The difficulty with that was that he would be the obvious suspect. Perhaps if he went away after he had killed her, then returned to ‘discover’ her body after several days, he could get away with it. He would wear gloves, of course. And he could arrange all the signs of a break in. Perhaps the neighbors would ring the police while he was still absent if they saw a broken window and m
ilk accumulating at the door.
But that method was too inexact to appeal to his tidy mind. There was no knowing how long it would take for someone to notice that things were not as they should be in the quiet avenue where people kept themselves carefully to themselves. And he was not in the habit of going away on his own. It would look suspicious to the police, even if they could prove nothing. And the police did not let go easily when they had a murder suspect; he had seen enough accounts of real and fictional crime during his lonely nights with the television to know that.
Asphyxiation was a promising method. You could kill a healthy woman in less than a minute by holding a pillow firmly against her face, without leaving too many signs behind. And if he took the body somewhere else afterwards, dumped it perhaps in one of the big disused gravel pits which were within ten miles of the house, it might not be found for months.

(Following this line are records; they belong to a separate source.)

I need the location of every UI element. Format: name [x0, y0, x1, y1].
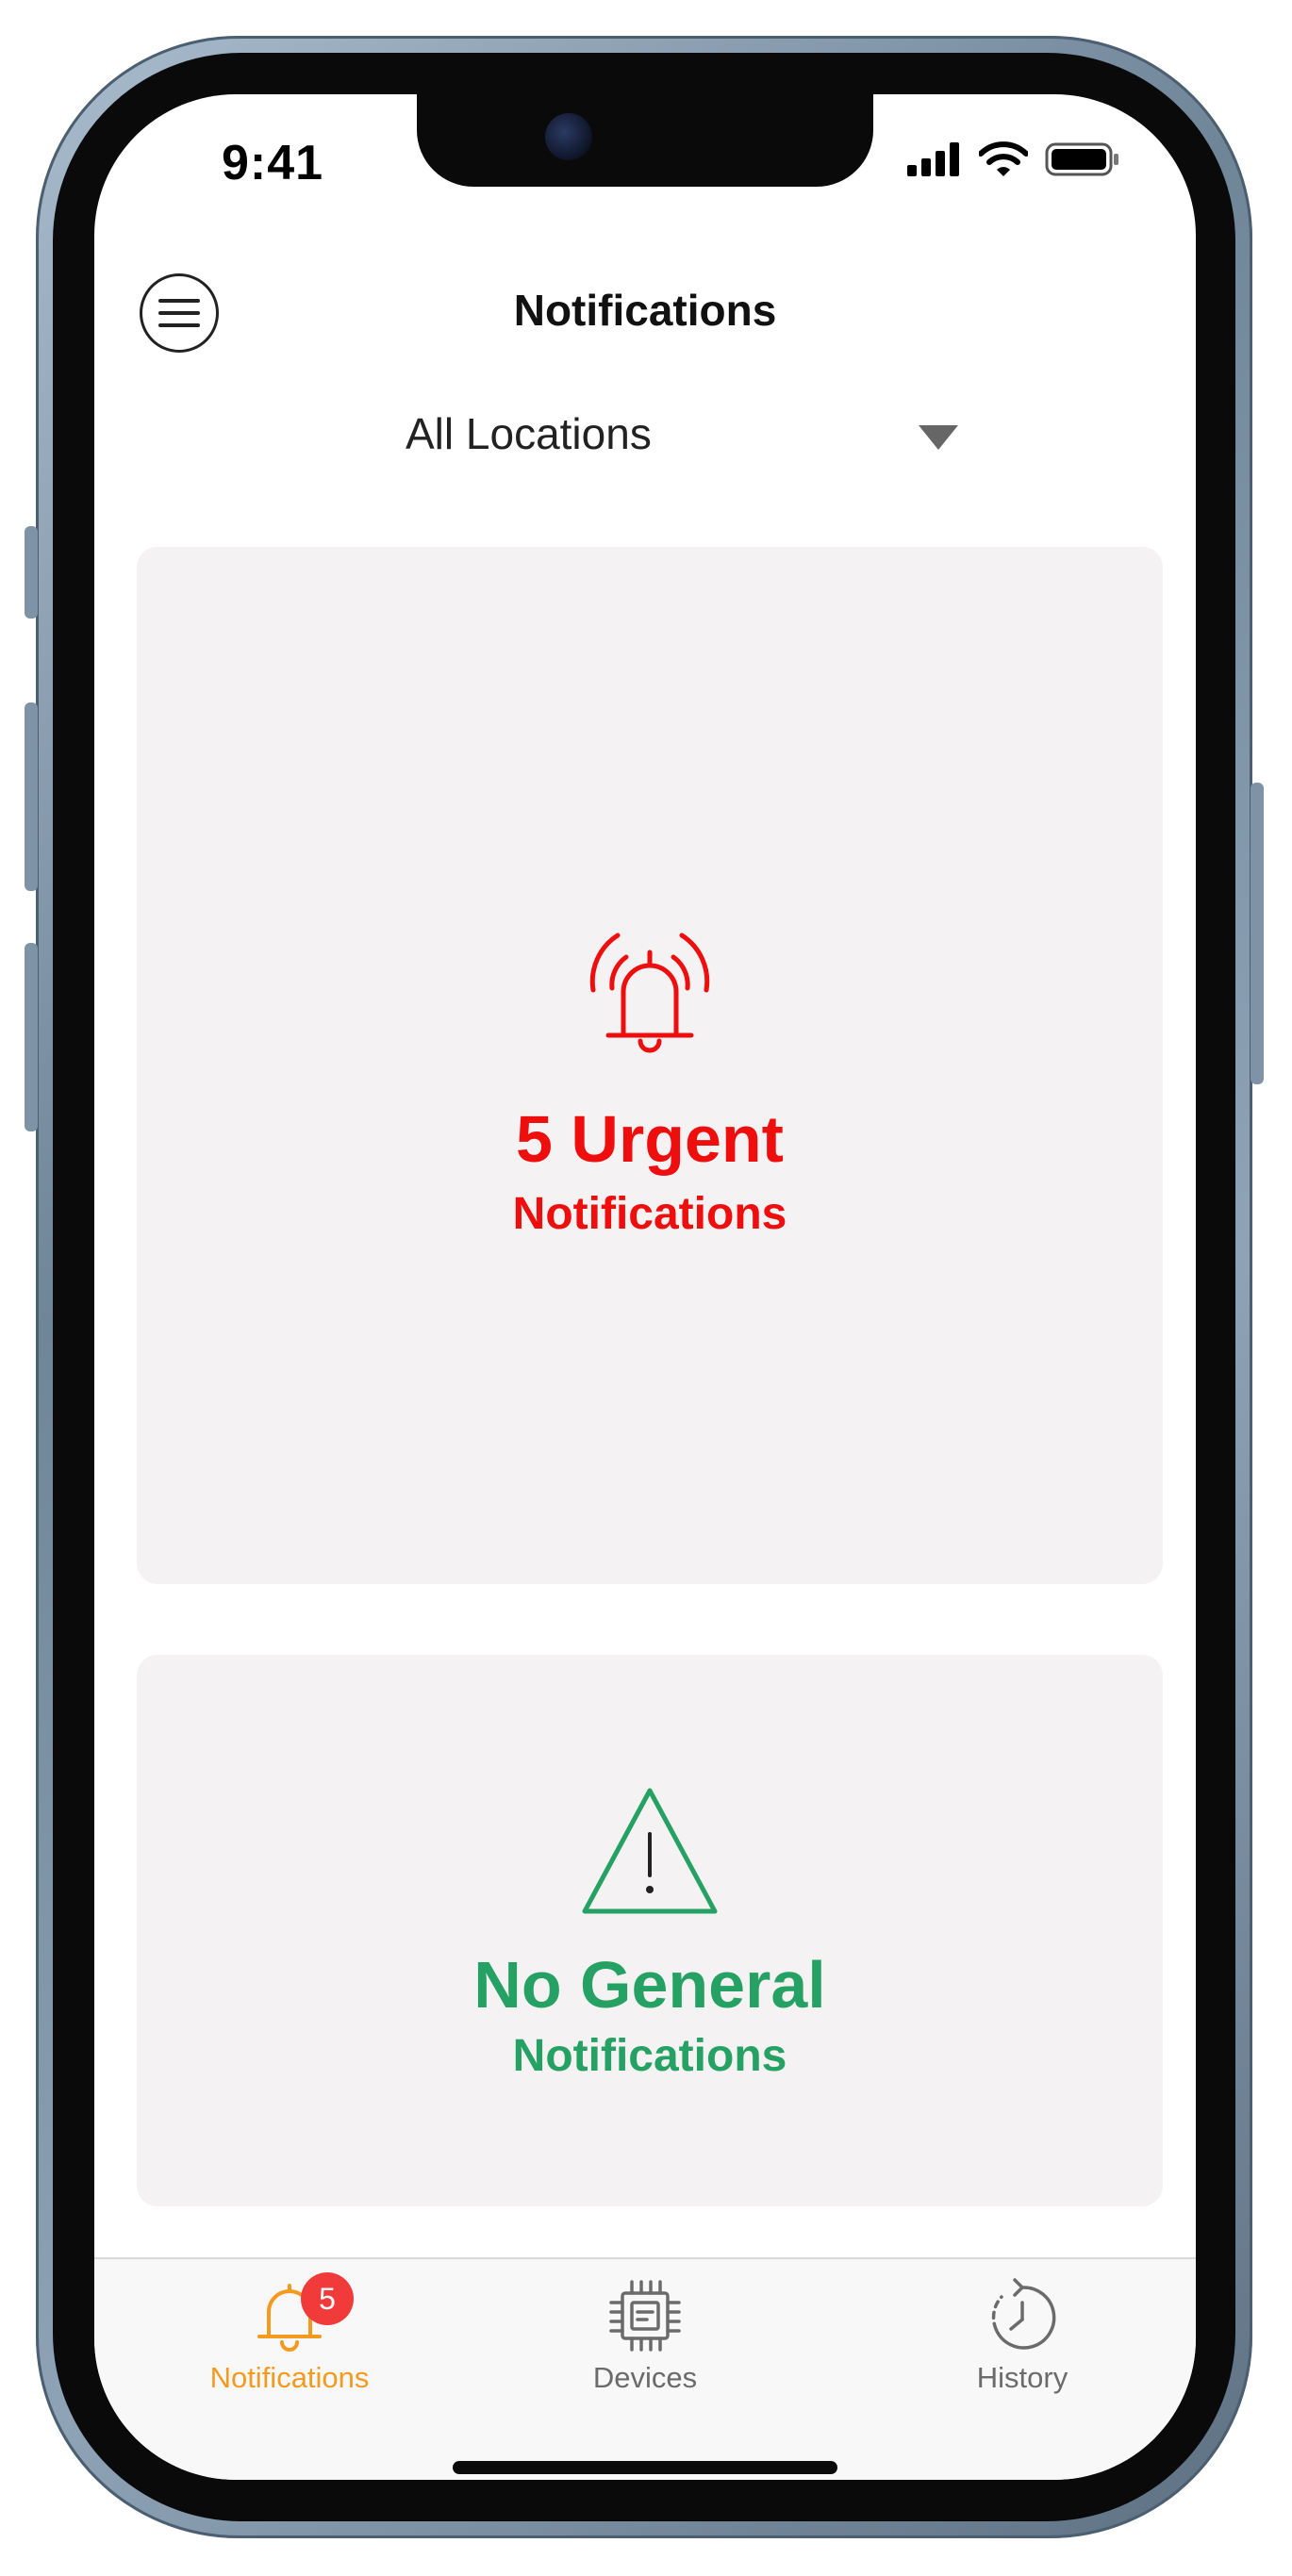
front-camera — [545, 113, 592, 160]
tab-devices[interactable]: Devices — [504, 2259, 787, 2410]
caret-down-icon — [919, 425, 958, 450]
status-icons — [907, 141, 1120, 177]
volume-down-button — [25, 943, 38, 1131]
chip-icon — [609, 2280, 681, 2352]
silent-switch — [25, 526, 38, 619]
battery-icon — [1045, 142, 1118, 176]
general-notifications-card[interactable]: No General Notifications — [137, 1655, 1163, 2206]
notification-count-badge: 5 — [301, 2272, 354, 2325]
tab-history-label: History — [976, 2361, 1068, 2394]
alarm-bell-icon — [589, 933, 710, 1053]
location-dropdown-value: All Locations — [406, 409, 652, 458]
cellular-signal-icon — [907, 142, 959, 176]
volume-up-button — [25, 702, 38, 891]
app-header: Notifications — [94, 255, 1196, 368]
history-clock-icon — [991, 2278, 1056, 2350]
general-status-text: No General — [473, 1948, 826, 2022]
tab-notifications[interactable]: 5 Notifications — [148, 2259, 431, 2410]
page-title: Notifications — [513, 286, 777, 335]
power-button — [1251, 783, 1264, 1084]
tab-bar: 5 Notifications Devices History — [94, 2257, 1196, 2480]
urgent-count-text: 5 Urgent — [516, 1102, 784, 1176]
wifi-icon — [979, 141, 1028, 176]
notch — [417, 94, 873, 187]
warning-triangle-icon — [582, 1788, 718, 1914]
tab-notifications-label: Notifications — [209, 2361, 370, 2394]
general-subtitle: Notifications — [512, 2031, 787, 2081]
tab-devices-label: Devices — [592, 2361, 698, 2394]
urgent-notifications-card[interactable]: 5 Urgent Notifications — [137, 547, 1163, 1584]
location-dropdown[interactable]: All Locations — [94, 401, 1196, 476]
tab-history[interactable]: History — [881, 2259, 1164, 2410]
status-time: 9:41 — [222, 136, 324, 190]
app-screen: 9:41 Notifications All Locations 5 Urgen… — [94, 94, 1196, 2480]
urgent-subtitle: Notifications — [512, 1189, 787, 1239]
home-indicator[interactable] — [453, 2461, 837, 2474]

Perhaps the best method of all would be to contrive something which would appear to be an accident. A fall, perhaps. Or an electrical fault, which would kill Verna in an instant, before she knew anything about what was happening to her. It wouldn’t be easy for him to engineer, but it was worth thinking about. He had plenty of time to plan it.
And he was a man who enjoyed planning.
*
Thirty miles away in her village council house, the prospective victim’s sister wondered about the changes she had noted in her brother-in-law.
Sue Thompson had too busy a life for prolonged deliberations about the new elements which entered into it. She took Toby to school each day, then caught the bus into town to reach her desk in the office by quarter to ten. She was already doing more responsible work than the copy-typing, for which, she had been employed. She was trusted to draft letters, to deal with phone enquiries, even to take small decisions.